C’est en exemple pour mon pays que j'ai entendu, aux premiers jours de l'Indépendance, parler de la Suisse : feu le président Mokhtar ould Daddah voulait que la Mauritanie devienne la « Suisse de l'Afrique ». Recueillie lors du déménagement à Nouakchott préparant la proclamation de l’indépendance, une de ses déclarations à cet égard fut même incluse dans un film sur la Mauritanie des années soixante. Cela m’a conduit à me demander où se situait notre parenté avec ce pays européen. Plusieurs nations – quatre, comme chez nous – y coexistent harmonieusement, m’ont expliqué alors ceux qui le connaissaient, et il a atteint un haut niveau de développement malgré un manque de ressources naturelles... Les jours passèrent et la conversation sur l'exemple suisse devint de moins en moins fréquente, alors qu’émergeaient, chez nous, d’étroites tendances nationalistes et autres écueils politiques... Mais mon intérêt pour l'exemple suisse demeura et je ne manquais pas les occasions d’en parler, notamment avec un géomètre suisse qui résidait à Nouakchott et y occupait en outre le poste de consul honoraire de sa patrie. Puis le Destin voulut que je sois nommé, au début de l’année 1975, directeur de l'Institut Mauritanien de Recherches Scientifiques (IMRS), chargé de superviser toutes les recherches relatives à notre pays. Je pus ainsi aider celles menées par le professeur Jean Gabus, directeur du musée ethnographique de Neuchâtel, notamment dans sa mission à Oualata, échangeant avec lui et les membres de son équipe dont le groupe cinématographique qui réalisa les beaux films sur Oualata. Mon séjour en Suisse, fin 1988, m'a permis de visiter ledit musée et y découvrir des trésors de l'artisanat mauritanien, ainsi que les magnifiques peintures réalisées par le génial artiste Hans Erni lors de sa mission avec le professeur Gabus à Boutilimitt et à Méderdra, à la fin de l’année 1950 et au début de la suivante, en particulier celles décorant l'entrée du musée. J'ai également visité le pavillon de l'artiste au musée des Transports de Lucerne. Hans Erni est aussi l’auteur de la magnifique fresque murale de la façade du siège du bureau des Nations Unies à Genève.
L’exemple suisse
Appelé par mon pays à servir au secrétariat général de la Ligue des États Arabes (LEA), je rejoignis Tunis à cette fin au début du mois d’Avril 1981 et fus rattaché à la direction générale de l'Information chargée de superviser les bureaux de la LEA à l'étranger. Après cette expérience au siège puis diverses missions à Paris et à Dakar, je fus, fin 1988, muté– à ma demande : on m’avait plutôt proposé d’œuvrer au bureau de la Ligue à New-York pour me former aux relations multilatérales – auprès des Nations Unies et des autres organisations internationales à Genève. Outre la pluralité des domaines impliqués par le travail international et une autre spécificité qui pesa dans mon choix, c’est la petite taille de Genève qui décida de celui-ci car je redoute les gratte-ciels et la surpopulation qui me donnent le vertige, me noyant dans les abysses de leurs gigantesques dimensions. Avant de rejoindre mon poste de travail puis tout au long de mon séjour, j'ai beaucoup lu sur la Suisse ; la République de Genève, en particulier ; et, bien sûr, les organisations établies en cette ville. Je tenais à parcourir avec ma famille les marchés populaires où l'on sert des plats du terroir et participer aux fêtes traditionnelles que les Suisses s’attachent à organiser, vêtus de leurs costumes traditionnels...

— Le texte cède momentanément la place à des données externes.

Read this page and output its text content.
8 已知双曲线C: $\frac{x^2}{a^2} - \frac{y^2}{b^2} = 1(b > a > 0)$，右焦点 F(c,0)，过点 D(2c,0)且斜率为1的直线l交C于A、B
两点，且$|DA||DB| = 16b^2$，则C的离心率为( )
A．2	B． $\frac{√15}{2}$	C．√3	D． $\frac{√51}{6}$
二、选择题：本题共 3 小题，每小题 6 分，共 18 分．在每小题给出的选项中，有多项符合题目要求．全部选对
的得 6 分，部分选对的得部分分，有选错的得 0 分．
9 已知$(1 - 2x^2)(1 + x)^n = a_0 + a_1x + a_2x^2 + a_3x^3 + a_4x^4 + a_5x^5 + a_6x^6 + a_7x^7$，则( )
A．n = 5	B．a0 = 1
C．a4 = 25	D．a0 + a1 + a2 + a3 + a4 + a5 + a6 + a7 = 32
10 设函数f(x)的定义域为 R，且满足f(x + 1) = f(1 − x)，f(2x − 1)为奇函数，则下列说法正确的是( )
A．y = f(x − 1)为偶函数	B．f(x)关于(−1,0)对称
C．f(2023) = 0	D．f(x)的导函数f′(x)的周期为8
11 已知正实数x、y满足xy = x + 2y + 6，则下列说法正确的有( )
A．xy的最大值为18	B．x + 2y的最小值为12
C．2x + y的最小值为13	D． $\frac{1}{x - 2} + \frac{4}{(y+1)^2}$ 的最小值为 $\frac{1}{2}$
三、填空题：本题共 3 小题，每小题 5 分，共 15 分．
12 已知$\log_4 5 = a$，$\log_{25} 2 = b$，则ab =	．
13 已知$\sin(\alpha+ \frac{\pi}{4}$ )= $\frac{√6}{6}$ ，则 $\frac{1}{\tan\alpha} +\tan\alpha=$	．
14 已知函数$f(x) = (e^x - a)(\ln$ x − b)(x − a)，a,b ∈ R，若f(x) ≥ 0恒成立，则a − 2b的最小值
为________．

Au tout début de mon séjour, je traversai un jour une rue –déserte à ce moment-là – alors que le feu des piétons était au rouge. Une vieille dame me héla alors du balcon de sa maison, avant de descendre pour m’informer de l’interdiction d’agir ainsi. « Imaginez », ajouta-t-elle, « qu’un enfant vous voit et en déduise qu’il peut suivre votre exemple ! » Depuis cet incident, je n'ai plus jamais sciemment brûlé un feu de circulation et je prie encore aujourd’hui Allah de récompenser cette dame. J’ai été aussi très impressionné par les journaux déposés au bord des trottoirs dans des réceptacles pourvus de boîtes où déposer le prix du journal que vous désirez, avec pour seul contrôleur votre conscience...J'ai apprécié encore beaucoup d’autres comportements remarquables. Retrouvant mon véhicule que j’avais garé dans un parking, j’eus ainsi la surprise d’y récupérer le message suivant sur son pare-brise : « Je m'appelle madame X. », disait-il, « Manœuvrant ma voiture, j'ai malencontreusement heurté le côté droit de la vôtre. Je vous ai attendu un moment mais j'avais un rendez-vous et n’ai donc pas pu rester plus longtemps. Voici mon numéro de téléphone et celui de la personne en charge de mon dossier à la compagnie d'assurances, avec les références de mon contrat avec elle. Je vous demande pardon. » J’amenai en suivant mon véhicule, avec toutes les informations qu’avait laissées la dame, au garage de ma propre compagnie d’assurances. « Nous ferons le nécessaire », s’est engagé son gérant, avant de me prêter une voiture en attendant la réparation de la mienne... Autre évènement: je perdis un papier portant mon adresse. Mais, peu de temps après, je reçus une lettre d'un citoyen qui l'avait retrouvé et me le renvoyait. Je le remerciais alors vivement de ce comportement dont l’exemple, je l'espère, devrait nous servir à tous...
Loyauté sans limites
Au début de mon emploi à Genève, la crise du logement pour les personnes à revenu moyen comme moi y était aiguë. En attendant de trouver un appartement convenable, nous avons loué un meublé. Le propriétaire nous rendit un jour visite pour la réparation d’un défaut dans la salle de bains. « Si vous restez ici », me dit-il, « vous ne le regretterez pas car nous avons décidé de construire une piscine dans le jardin voisin. » Je lui demandai en quelle qualité avait-il pris cette décision. « En tant que citoyen », répondit-il, « Nous décidons, citoyens du quartier, de tout ce qui le concerne. »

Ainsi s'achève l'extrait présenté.